The UK study examined whether the process is specific to this virus by comparing brain imaging of COVID-19 with a small number of people with flu or pneumonia, and no similarity in the pattern was observed.
“It's important to note that it wasn't a long-term COVID study. The symptom of brain fog often reported by people suffering from prolonged COVID and that has been compared to the 'chemo brain' of cancer therapy, with brain inflammation that mainly affects white matter, is not related to the current report,” Topol wrote.
The COVID group was evaluated only once after infection, about four months later, memory was not affected and details of symptoms were absent. The single assessment also raises the question of whether structural changes, and more likely cognitive impairment, can have some reversibility. Although brain cells do not have a great capacity for regeneration, they have remarkable plasticity to form and reorganize synaptic connections, to preserve function.

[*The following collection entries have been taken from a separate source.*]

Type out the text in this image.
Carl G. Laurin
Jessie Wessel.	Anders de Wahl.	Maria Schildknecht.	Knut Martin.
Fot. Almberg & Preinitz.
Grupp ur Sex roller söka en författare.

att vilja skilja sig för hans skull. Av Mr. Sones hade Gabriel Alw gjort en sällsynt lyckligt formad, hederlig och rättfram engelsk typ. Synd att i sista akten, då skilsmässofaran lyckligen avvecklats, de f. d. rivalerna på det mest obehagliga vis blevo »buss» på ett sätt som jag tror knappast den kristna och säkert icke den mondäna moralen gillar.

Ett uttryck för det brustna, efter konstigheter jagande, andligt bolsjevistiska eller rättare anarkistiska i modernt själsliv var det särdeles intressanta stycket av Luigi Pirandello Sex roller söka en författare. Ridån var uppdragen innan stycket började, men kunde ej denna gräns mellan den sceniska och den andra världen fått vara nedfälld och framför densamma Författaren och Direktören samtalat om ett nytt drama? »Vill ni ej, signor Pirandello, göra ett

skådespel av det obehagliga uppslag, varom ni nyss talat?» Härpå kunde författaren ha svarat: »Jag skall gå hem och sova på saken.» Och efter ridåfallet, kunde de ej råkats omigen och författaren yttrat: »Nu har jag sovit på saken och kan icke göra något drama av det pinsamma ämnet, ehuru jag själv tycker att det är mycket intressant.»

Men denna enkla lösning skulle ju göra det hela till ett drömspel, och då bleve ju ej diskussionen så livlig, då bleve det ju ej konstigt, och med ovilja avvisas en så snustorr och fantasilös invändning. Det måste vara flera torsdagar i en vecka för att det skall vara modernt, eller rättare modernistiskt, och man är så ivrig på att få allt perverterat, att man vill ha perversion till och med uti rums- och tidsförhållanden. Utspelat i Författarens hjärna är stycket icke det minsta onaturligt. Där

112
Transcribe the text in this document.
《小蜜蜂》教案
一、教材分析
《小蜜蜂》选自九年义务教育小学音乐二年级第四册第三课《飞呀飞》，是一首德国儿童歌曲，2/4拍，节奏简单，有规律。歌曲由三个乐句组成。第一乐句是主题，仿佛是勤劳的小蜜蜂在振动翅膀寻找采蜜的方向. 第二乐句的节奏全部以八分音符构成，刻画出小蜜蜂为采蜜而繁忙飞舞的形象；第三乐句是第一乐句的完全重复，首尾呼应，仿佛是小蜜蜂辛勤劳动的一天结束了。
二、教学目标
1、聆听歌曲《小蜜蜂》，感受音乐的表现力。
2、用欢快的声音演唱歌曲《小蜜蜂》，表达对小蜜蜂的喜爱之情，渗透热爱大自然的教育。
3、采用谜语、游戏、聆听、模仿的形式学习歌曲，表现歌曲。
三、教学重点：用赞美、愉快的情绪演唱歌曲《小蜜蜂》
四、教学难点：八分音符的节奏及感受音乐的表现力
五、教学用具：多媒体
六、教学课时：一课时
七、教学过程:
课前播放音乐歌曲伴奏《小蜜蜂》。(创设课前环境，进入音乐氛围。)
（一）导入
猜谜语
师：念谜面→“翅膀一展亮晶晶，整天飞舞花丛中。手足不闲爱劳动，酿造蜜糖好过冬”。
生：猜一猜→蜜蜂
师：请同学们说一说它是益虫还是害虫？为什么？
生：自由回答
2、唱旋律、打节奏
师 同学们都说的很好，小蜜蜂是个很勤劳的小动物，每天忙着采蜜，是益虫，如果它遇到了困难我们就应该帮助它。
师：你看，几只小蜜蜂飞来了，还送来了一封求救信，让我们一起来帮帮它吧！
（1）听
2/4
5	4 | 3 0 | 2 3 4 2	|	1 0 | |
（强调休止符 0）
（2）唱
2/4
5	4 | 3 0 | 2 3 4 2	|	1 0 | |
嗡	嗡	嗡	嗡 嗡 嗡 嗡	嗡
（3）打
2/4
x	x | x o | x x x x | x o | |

The other side of the coin is also a possibility. Atrophy of the limbic system, the modest degree of which was observed in the COVID group, is one of the classic patterns of brain imaging of Alzheimer's disease. For these reasons, subsequent brain imaging is essential to determine possible recovery or progression.
Another question is whether the results apply to younger adults and children. In the Oxford study, “basic tests for cognitive impairment occurred mainly in people over 70 years of age. It has not yet been established whether COVID-19 can affect structural or functional changes in the brain in young people. This also raises the question of cause and effect, as brain impact testing should be considered as an association, since evidence of the causality of COVID, although probable, is not absolute or safe,” Topol said.
In the context, the study referred to variants prior to Ómicron, the ultra-transmissible variant that is believed to have potentially infected 40% or more of Americans and Europeans in recent months. It is important to note that the loss of smell was considerably less with Ómicron than with Delta and the previous variants, in some studies a tenth. “This suggests that responsibility for the brain effects of COVID would be much less likely with Ómicron. Each variant may have a different affinity, known as tropism, with the tissues and organs of the body; for reasons not yet explained, Ómicron has less tropism with the olfactory bulb, the neurons at the base of the brain specializing in smell,” he said.
In two years, “we have come a long way since considering severe COVID pneumonia as the only concern. Although the list of uncertainties about the harmful impact of COVID on the brain is long and unresolved, it is vital that we keep a high regard for the potential liability and unpredictability of infections, even the mildest ones,” Topol recommended.